La plupart des dirigeants d’entreprises ont en commun avec les professeurs, les responsables politiques et les parents  la question de la transmission :

Comment faire passer un message à ses collaborateurs, à ses élèves, à ses électeurs, à ses enfants ?

Comment les convaincre sans asséner un message de façon autoritaire ?

Réponse : Par la passion…

C’est par la passion qui animait toute l’ équipe du CECA en août 2009, qu’un ami belge, avocat d’affaires de son état, a voulu organiser lui-aussi, une « Université d’été des dirigeants privés et publics » de Belgique.

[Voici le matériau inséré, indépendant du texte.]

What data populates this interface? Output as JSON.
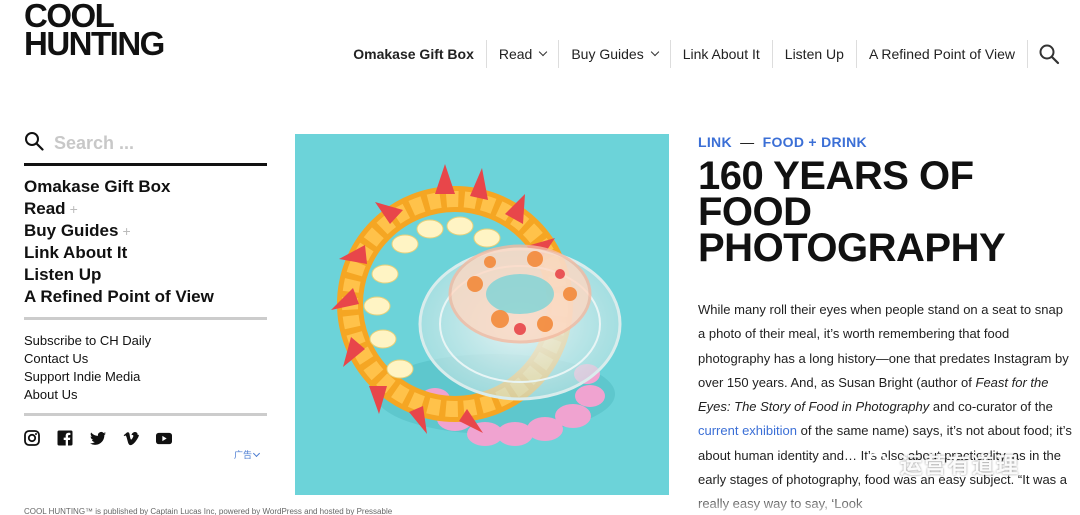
{
  "logo": {
    "line1": "COOL",
    "line2": "HUNTING"
  },
  "topnav": {
    "items": [
      {
        "label": "Omakase Gift Box"
      },
      {
        "label": "Read"
      },
      {
        "label": "Buy Guides"
      },
      {
        "label": "Link About It"
      },
      {
        "label": "Listen Up"
      },
      {
        "label": "A Refined Point of View"
      }
    ],
    "search_icon": "search-icon"
  },
  "sidebar": {
    "search_placeholder": "Search ...",
    "menu": [
      {
        "label": "Omakase Gift Box"
      },
      {
        "label": "Read",
        "expand": "+"
      },
      {
        "label": "Buy Guides",
        "expand": "+"
      },
      {
        "label": "Link About It"
      },
      {
        "label": "Listen Up"
      },
      {
        "label": "A Refined Point of View"
      }
    ],
    "links": [
      {
        "label": "Subscribe to CH Daily"
      },
      {
        "label": "Contact Us"
      },
      {
        "label": "Support Indie Media"
      },
      {
        "label": "About Us"
      }
    ],
    "social_icons": [
      "instagram-icon",
      "facebook-icon",
      "twitter-icon",
      "vimeo-icon",
      "youtube-icon"
    ],
    "ad_label": "广告"
  },
  "article": {
    "kicker_primary": "LINK",
    "kicker_dash": "—",
    "kicker_secondary": "FOOD + DRINK",
    "headline": "160 YEARS OF FOOD PHOTOGRAPHY",
    "body_1": "While many roll their eyes when people stand on a seat to snap a photo of their meal, it’s worth remembering that food photography has a long history—one that predates Instagram by over 150 years. And, as Susan Bright (author of ",
    "body_italic": "Feast for the Eyes: The Story of Food in Photography",
    "body_2": " and co-curator of the ",
    "body_link": "current exhibition",
    "body_3": " of the same name) says, it’s not about food; it’s about human identity and… It’s also about practicality, as in the early stages of photography, food was an easy subject. “It was a really easy way to say, ‘Look"
  },
  "footer": {
    "text": "COOL HUNTING™ is published by Captain Lucas Inc, powered by WordPress and hosted by Pressable"
  },
  "watermark": {
    "text": "运营有道理"
  },
  "colors": {
    "accent": "#3b6fd6",
    "hero_bg": "#6cd3d9"
  }
}
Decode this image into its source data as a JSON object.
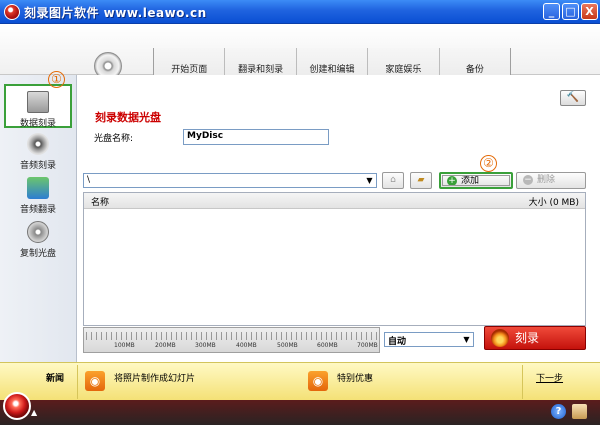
{
  "window": {
    "title": "刻录图片软件 www.leawo.cn",
    "minimize": "_",
    "maximize": "□",
    "close": "X"
  },
  "nav": {
    "tabs": [
      "开始页面",
      "翻录和刻录",
      "创建和编辑",
      "家庭娱乐",
      "备份"
    ]
  },
  "sidebar": {
    "items": [
      {
        "label": "数据刻录",
        "icon": "data-disc-icon",
        "active": true
      },
      {
        "label": "音频刻录",
        "icon": "audio-disc-icon",
        "active": false
      },
      {
        "label": "音频翻录",
        "icon": "audio-rip-icon",
        "active": false
      },
      {
        "label": "复制光盘",
        "icon": "copy-disc-icon",
        "active": false
      }
    ]
  },
  "main": {
    "section_title": "刻录数据光盘",
    "disc_name_label": "光盘名称:",
    "disc_name_value": "MyDisc",
    "path_value": "\\",
    "add_label": "添加",
    "delete_label": "删除",
    "columns": {
      "name": "名称",
      "size": "大小 (0 MB)"
    },
    "capacity": {
      "used_fraction": 0.0,
      "ticks": [
        "100MB",
        "200MB",
        "300MB",
        "400MB",
        "500MB",
        "600MB",
        "700MB"
      ]
    },
    "speed_value": "自动",
    "burn_label": "刻录"
  },
  "callouts": [
    "①",
    "②"
  ],
  "news": {
    "label": "新闻",
    "item1": "将照片制作成幻灯片",
    "item2": "特别优惠",
    "next": "下一步"
  },
  "colors": {
    "title_bar": "#1f63df",
    "accent_red": "#cc0000",
    "highlight_green": "#3aa03a",
    "callout_orange": "#e46c0a",
    "news_bg": "#fff9c4"
  }
}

En tant que conseil et amis des organisateurs, je ne voulais pas manquer ces deux après-midi, les 30 et 31 août dernier, qui ont été deux journées passionnantes, autant par la qualité des orateurs que de l’atmosphère de convivialité et de partage dégagée par les organisateurs et les dirigeants belges présents.

Voici quelques pistes de réflexion et recommandations.

Sur développement durable et Economie


Philippe Dessertine, économiste

C’est à nous, Occidentaux, d’inventer un nouveau modèle économique, car nous sommes responsables de ce mauvais équilibre que nous connaissons: croissance nulle, chômage et dette élevés.

Quand? Pas dans 25 ans, ni même 10, il faut réfléchir et mettre des solutions en place tout de suite.

Quoi? La France doit avoir comme priorité première de rembourser sa dette : cet effort important doit s’accompagner d’un autre effort en faveur des plus démunis, qui vont souffrir plus que les autres.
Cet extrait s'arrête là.